By habit, once a decision is made, a brain will continue cooking up more reasons why this action was valid.
"Should I wait for an opening in traffic and turn left or turn right now and come back this direction later?"
You decide to turn right. As it is, you see a friend driving his car and you both wave, thinking, "awesome, it's Matt! I love that guy. I'm glad I went this way." Soon thereafter, you see a dog crossing the road and slow down to let it cross, thinking, "someone else would have hit this dog! Good thing I turned right!"
Turning right had nothing to do with either of these events, unless Matt tends to frequent a particular strip of road where dogs like to cross.

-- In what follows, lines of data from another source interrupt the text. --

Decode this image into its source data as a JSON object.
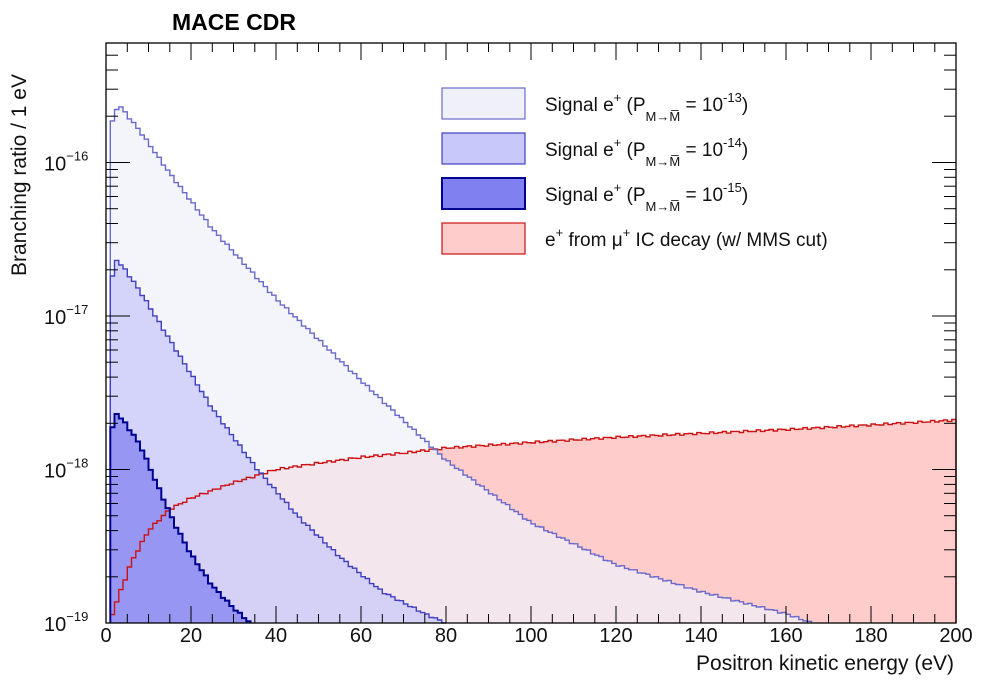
{
  "chart_data": {
    "type": "histogram",
    "title": "MACE CDR",
    "xlabel": "Positron kinetic energy (eV)",
    "ylabel": "Branching ratio / 1 eV",
    "xlim": [
      0,
      200
    ],
    "ylim": [
      1e-19,
      6e-16
    ],
    "yscale": "log",
    "bin_width_eV": 1,
    "x_ticks": [
      0,
      20,
      40,
      60,
      80,
      100,
      120,
      140,
      160,
      180,
      200
    ],
    "y_ticks": [
      {
        "value": 1e-19,
        "base": "10",
        "exponent": "−19"
      },
      {
        "value": 1e-18,
        "base": "10",
        "exponent": "−18"
      },
      {
        "value": 1e-17,
        "base": "10",
        "exponent": "−17"
      },
      {
        "value": 1e-16,
        "base": "10",
        "exponent": "−16"
      }
    ],
    "series": [
      {
        "name": "signal_1e-13",
        "label_prefix": "Signal e",
        "label_sup": "+",
        "label_paren": " (P",
        "label_sub": "M→M̅",
        "label_eq": " = 10",
        "label_exp": "-13",
        "label_close": ")",
        "stroke": "#6a6acb",
        "fill": "#f0f0fa",
        "peak_x": 3,
        "peak_value": 2.3e-16,
        "points": [
          [
            1,
            1.5e-16
          ],
          [
            2,
            2.25e-16
          ],
          [
            4,
            2.2e-16
          ],
          [
            8,
            1.6e-16
          ],
          [
            15,
            8.5e-17
          ],
          [
            25,
            3.7e-17
          ],
          [
            40,
            1.3e-17
          ],
          [
            60,
            3.8e-18
          ],
          [
            80,
            1.15e-18
          ],
          [
            100,
            4.5e-19
          ],
          [
            120,
            2.4e-19
          ],
          [
            140,
            1.6e-19
          ],
          [
            160,
            1.15e-19
          ],
          [
            166,
            1e-19
          ]
        ]
      },
      {
        "name": "signal_1e-14",
        "label_prefix": "Signal e",
        "label_sup": "+",
        "label_paren": " (P",
        "label_sub": "M→M̅",
        "label_eq": " = 10",
        "label_exp": "-14",
        "label_close": ")",
        "stroke": "#4040c0",
        "fill": "#c8c8fa",
        "peak_x": 2,
        "peak_value": 2.3e-17,
        "points": [
          [
            1,
            1.4e-17
          ],
          [
            2,
            2.3e-17
          ],
          [
            4,
            2.1e-17
          ],
          [
            8,
            1.45e-17
          ],
          [
            15,
            7e-18
          ],
          [
            25,
            2.5e-18
          ],
          [
            35,
            1.05e-18
          ],
          [
            45,
            5e-19
          ],
          [
            55,
            2.7e-19
          ],
          [
            65,
            1.6e-19
          ],
          [
            75,
            1.15e-19
          ],
          [
            80,
            1e-19
          ]
        ]
      },
      {
        "name": "signal_1e-15",
        "label_prefix": "Signal e",
        "label_sup": "+",
        "label_paren": " (P",
        "label_sub": "M→M̅",
        "label_eq": " = 10",
        "label_exp": "-15",
        "label_close": ")",
        "stroke": "#000090",
        "fill": "#8080f0",
        "peak_x": 2,
        "peak_value": 2.3e-18,
        "points": [
          [
            1,
            1.5e-18
          ],
          [
            2,
            2.3e-18
          ],
          [
            4,
            2.1e-18
          ],
          [
            8,
            1.45e-18
          ],
          [
            12,
            8e-19
          ],
          [
            16,
            4.5e-19
          ],
          [
            20,
            2.8e-19
          ],
          [
            25,
            1.75e-19
          ],
          [
            30,
            1.25e-19
          ],
          [
            34,
            1e-19
          ]
        ]
      },
      {
        "name": "ic_decay",
        "label_prefix": "e",
        "label_sup": "+",
        "label_paren": " from   μ",
        "label_sub": "",
        "label_eq": "",
        "label_exp": "+",
        "label_close": " IC decay (w/ MMS cut)",
        "stroke": "#cc1111",
        "fill": "#ffcccc",
        "points": [
          [
            1,
            1.05e-19
          ],
          [
            3,
            1.5e-19
          ],
          [
            6,
            2.5e-19
          ],
          [
            10,
            4e-19
          ],
          [
            15,
            5.5e-19
          ],
          [
            20,
            6.5e-19
          ],
          [
            30,
            8.2e-19
          ],
          [
            40,
            1e-18
          ],
          [
            50,
            1.1e-18
          ],
          [
            60,
            1.2e-18
          ],
          [
            70,
            1.28e-18
          ],
          [
            80,
            1.38e-18
          ],
          [
            100,
            1.5e-18
          ],
          [
            120,
            1.62e-18
          ],
          [
            140,
            1.72e-18
          ],
          [
            160,
            1.82e-18
          ],
          [
            180,
            1.95e-18
          ],
          [
            200,
            2.1e-18
          ]
        ]
      }
    ]
  }
}
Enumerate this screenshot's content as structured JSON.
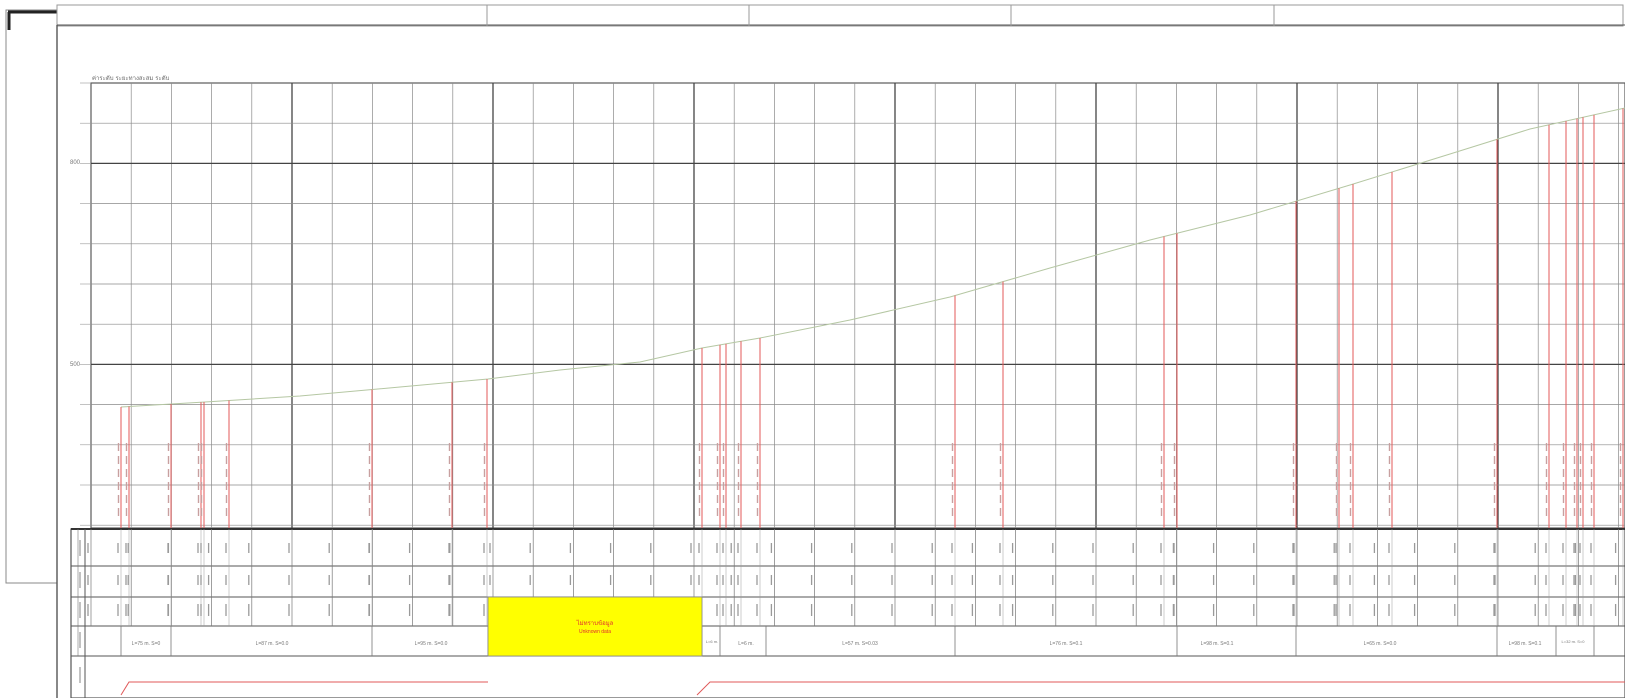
{
  "drawing": {
    "header_note": "ค่าระดับ ระยะทางสะสม ระดับ",
    "y_axis_labels": [
      "800",
      "500"
    ],
    "highlight_label_top": "ไม่ทราบข้อมูล",
    "highlight_label_bottom": "Unknown data",
    "segment_labels": [
      "L=75 m. S=0",
      "L=87 m. S=0.0",
      "L=95 m. S=0.0",
      "L=6 m.",
      "L=57 m. S=0.03",
      "L=76 m. S=0.1",
      "L=98 m. S=0.1",
      "L=65 m. S=0.0",
      "L=98 m. S=0.1",
      "L=32 m. S=0",
      "L=6 m."
    ],
    "colors": {
      "grid": "#5a5a5a",
      "stake": "#e35a5a",
      "profile": "#b5c7a3",
      "highlight": "#ffff00",
      "highlight_text": "#e03030"
    }
  }
}
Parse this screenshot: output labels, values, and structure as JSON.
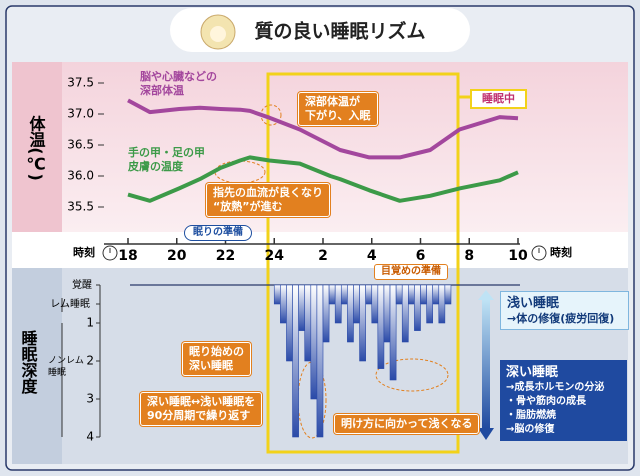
{
  "title": "質の良い睡眠リズム",
  "chart_data": [
    {
      "type": "line",
      "ylabel": "体温(℃)",
      "xlabel": "時刻",
      "x": [
        18,
        18.9,
        20.1,
        20.95,
        21.8,
        22.6,
        23,
        23.8,
        25.05,
        26.3,
        26.7,
        27.9,
        29.15,
        30.4,
        31.6,
        33.25,
        34
      ],
      "series": [
        {
          "name": "脳や心臓などの\n深部体温",
          "color": "#a3479d",
          "values": [
            37.22,
            37.03,
            37.08,
            37.1,
            37.08,
            37.07,
            37.05,
            36.94,
            36.75,
            36.5,
            36.42,
            36.3,
            36.3,
            36.42,
            36.75,
            36.95,
            36.93
          ]
        },
        {
          "name": "手の甲・足の甲\n皮膚の温度",
          "color": "#3c9a48",
          "values": [
            35.7,
            35.6,
            35.8,
            35.95,
            36.13,
            36.25,
            36.3,
            36.25,
            36.2,
            36.0,
            35.95,
            35.77,
            35.6,
            35.68,
            35.8,
            35.93,
            36.06
          ]
        }
      ],
      "xlim": [
        18,
        34
      ],
      "xticks": [
        18,
        20,
        22,
        24,
        {
          "value": 26,
          "label": "2"
        },
        {
          "value": 28,
          "label": "4"
        },
        {
          "value": 30,
          "label": "6"
        },
        {
          "value": 32,
          "label": "8"
        },
        {
          "value": 34,
          "label": "10"
        }
      ],
      "ylim": [
        35.5,
        37.5
      ],
      "yticks": [
        35.5,
        {
          "value": 36,
          "label": "36.0"
        },
        36.5,
        {
          "value": 37,
          "label": "37.0"
        },
        37.5
      ],
      "annotations": [
        "深部体温が\n下がり、入眠",
        "指先の血流が良くなり\n“放熱”が進む",
        "睡眠中",
        "眠りの準備",
        "目覚めの準備"
      ]
    },
    {
      "type": "step",
      "ylabel": "睡眠深度",
      "x": [
        24.0,
        24.25,
        24.5,
        24.75,
        25.0,
        25.25,
        25.5,
        25.75,
        26.0,
        26.25,
        26.5,
        26.75,
        27.0,
        27.25,
        27.5,
        27.75,
        28.0,
        28.25,
        28.5,
        28.75,
        29.0,
        29.25,
        29.5,
        29.75,
        30.0,
        30.25,
        30.5,
        30.75,
        31.0
      ],
      "values": [
        0.5,
        1,
        2,
        4,
        1.2,
        2,
        3,
        4,
        1.5,
        0.5,
        1,
        0.5,
        1.5,
        1,
        2,
        0.5,
        1,
        2.2,
        1.5,
        2.5,
        0.5,
        1.5,
        0.5,
        1.2,
        0.5,
        1,
        0.5,
        1,
        0.5
      ],
      "color": "#2a4aa8",
      "ylim": [
        0,
        4
      ],
      "yticks": [
        {
          "value": 0,
          "label": "覚醒"
        },
        {
          "value": 0.5,
          "label": "レム睡眠"
        },
        1,
        2,
        3,
        4
      ],
      "annotations": [
        "ノンレム\n睡眠",
        "眠り始めの\n深い睡眠",
        "深い睡眠↔浅い睡眠を\n90分周期で繰り返す",
        "明け方に向かって浅くなる"
      ],
      "legend": [
        {
          "title": "浅い睡眠",
          "text": "→体の修復(疲労回復)"
        },
        {
          "title": "深い睡眠",
          "text": "→成長ホルモンの分泌\n・骨や筋肉の成長\n・脂肪燃焼\n→脳の修復"
        }
      ]
    }
  ]
}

By habit, your thought process works to justify its former decisions. Could you have possibly known these things earlier? No. Did they have anything to do with your decision-making process? No. Are you backwards-rationalizing? Yes.
So what? What's wrong with saying I did a good job?
You want to make good choices in life. A good choice is one made on all the available facts. If you turned left and wound up getting into an accident, you might think to yourself, "Damnit. I should have turned right. Why did I have to turn left? I usually turn right, there must be something wrong with me today."
Front-load your decision making process. Put that extra effort into making the right decision, then make it, and live freely with the consequences. You can spend five minutes justifying your decision to yourself after the fact, or you can spend five minutes doing whatever the you want to do.
Personally, I like looking out the window and watching the trees blow in the wind.